In California, Health Net is targeting Latinos, who are expected to be a big portion of those buying on the state’s exchange, with a marketing booth at LA Galaxy soccer games. The company is also sending salespeople to health fairs at churches, schools, and clinics. Jennifer Moore, who leads Health Net’s individual market business, says the campaign forced them to think about more straightforward language. “How do you talk about deductibles?” she asks. “It’s jargon.” Health Net rewrote its sales brochures at a sixth-grade reading level so potential customers new to health insurance can understand them.
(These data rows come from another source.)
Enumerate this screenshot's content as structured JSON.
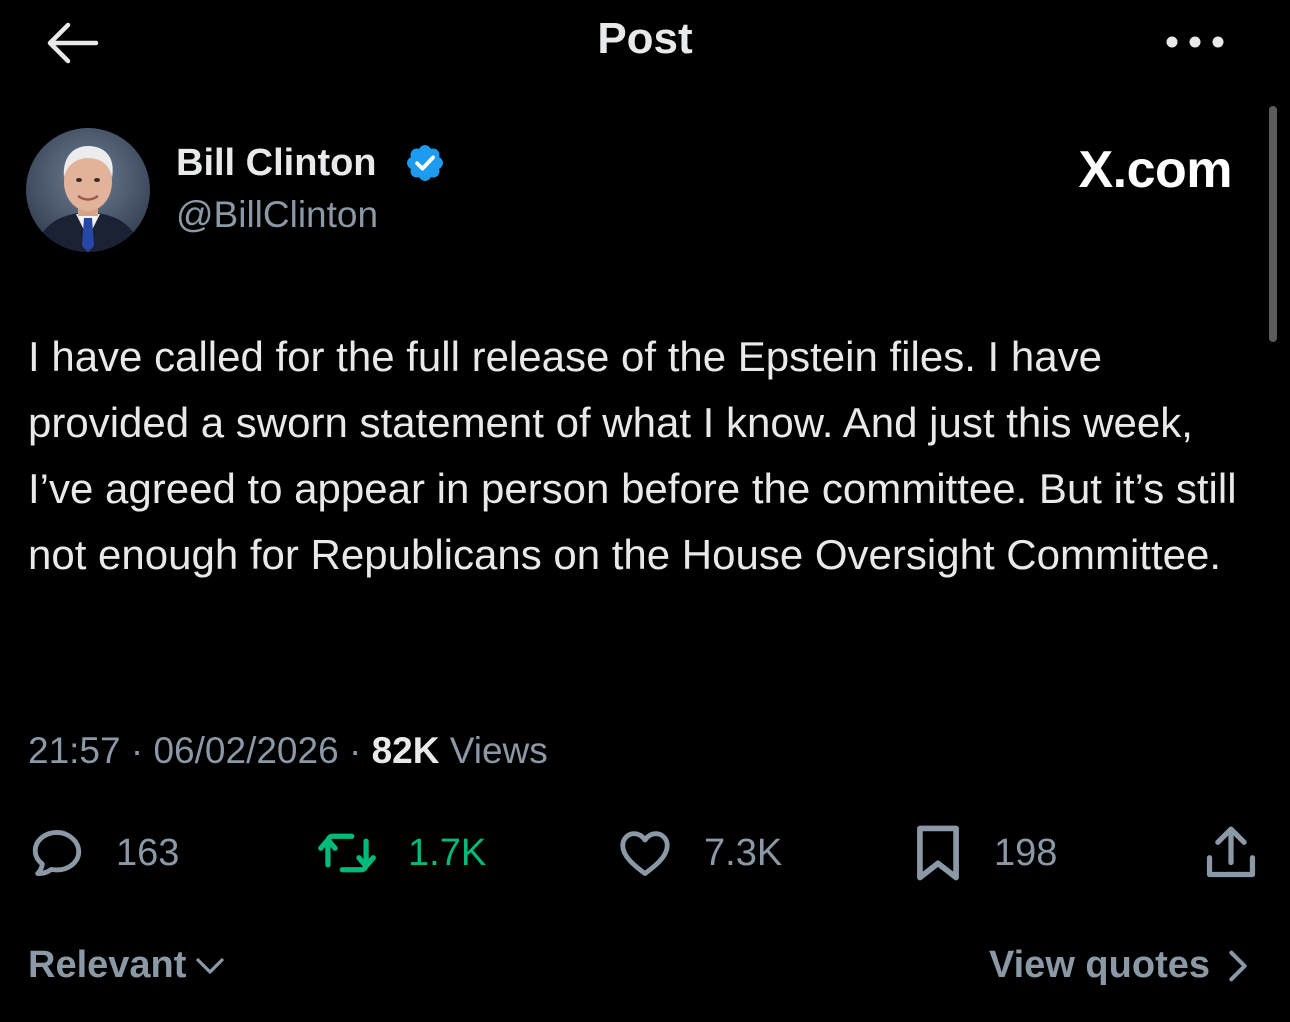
{
  "header": {
    "title": "Post",
    "back_icon": "arrow-left-icon",
    "more_icon": "more-horizontal-icon"
  },
  "author": {
    "name": "Bill Clinton",
    "handle": "@BillClinton",
    "verified_icon": "verified-badge-icon",
    "verified_color": "#1d9bf0"
  },
  "watermark": "X.com",
  "post": {
    "text": "I have called for the full release of the Epstein files. I have provided a sworn statement of what I know. And just this week, I’ve agreed to appear in person before the committee. But it’s still not enough for Republicans on the House Oversight Committee."
  },
  "meta": {
    "time": "21:57",
    "separator": "·",
    "date": "06/02/2026",
    "views_count": "82K",
    "views_label": "Views"
  },
  "actions": {
    "replies": "163",
    "reposts": "1.7K",
    "likes": "7.3K",
    "bookmarks": "198",
    "reposted_color": "#00ba7c"
  },
  "footer": {
    "sort_label": "Relevant",
    "quotes_label": "View quotes"
  }
}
For large insurers, Obamacare offers a chance to reintroduce themselves to the public. Aetna updated its marketing last year, with a new logo and a $50 million campaign focused on healthy living. The company papered New York’s Grand Central Terminal with 150 signs and video ads in the three weeks before the exchanges rolled out that riffed on its theme, “What’s Your Healthy?” One ad shows a hapless young husband riding his mountain bike into the brush as his wife deftly navigates the trail. In another, a middle-aged guy with high blood pressure is caught sneaking a late-night snack. Both characters use Aetna’s online tools to make doctor appointments and compare prices.

Cigna has built a consumer sales and marketing operation from scratch since 2010, led by its vice president for individual and family plans, Lisa Lough, a marketing veteran of E*Trade and Capital One. The insurer made it easier to buy plans online or over the phone; now about half of its individual customers purchase directly, rather than through brokers, compared with less than 10 percent three years ago.

The rocky rollout of the Obamacare exchanges, with website glitches and delays that are keeping people from enrolling on both the state-run and the federal marketplaces, is making a difficult task for marketers harder still. “It’s a huge challenge,” says Rhoda Weiss, a consultant to health-care providers. “You’ve got big confusion.”


    The bottom line: Private insurers are rethinking how they communicate what they do to reach Obamacare customers.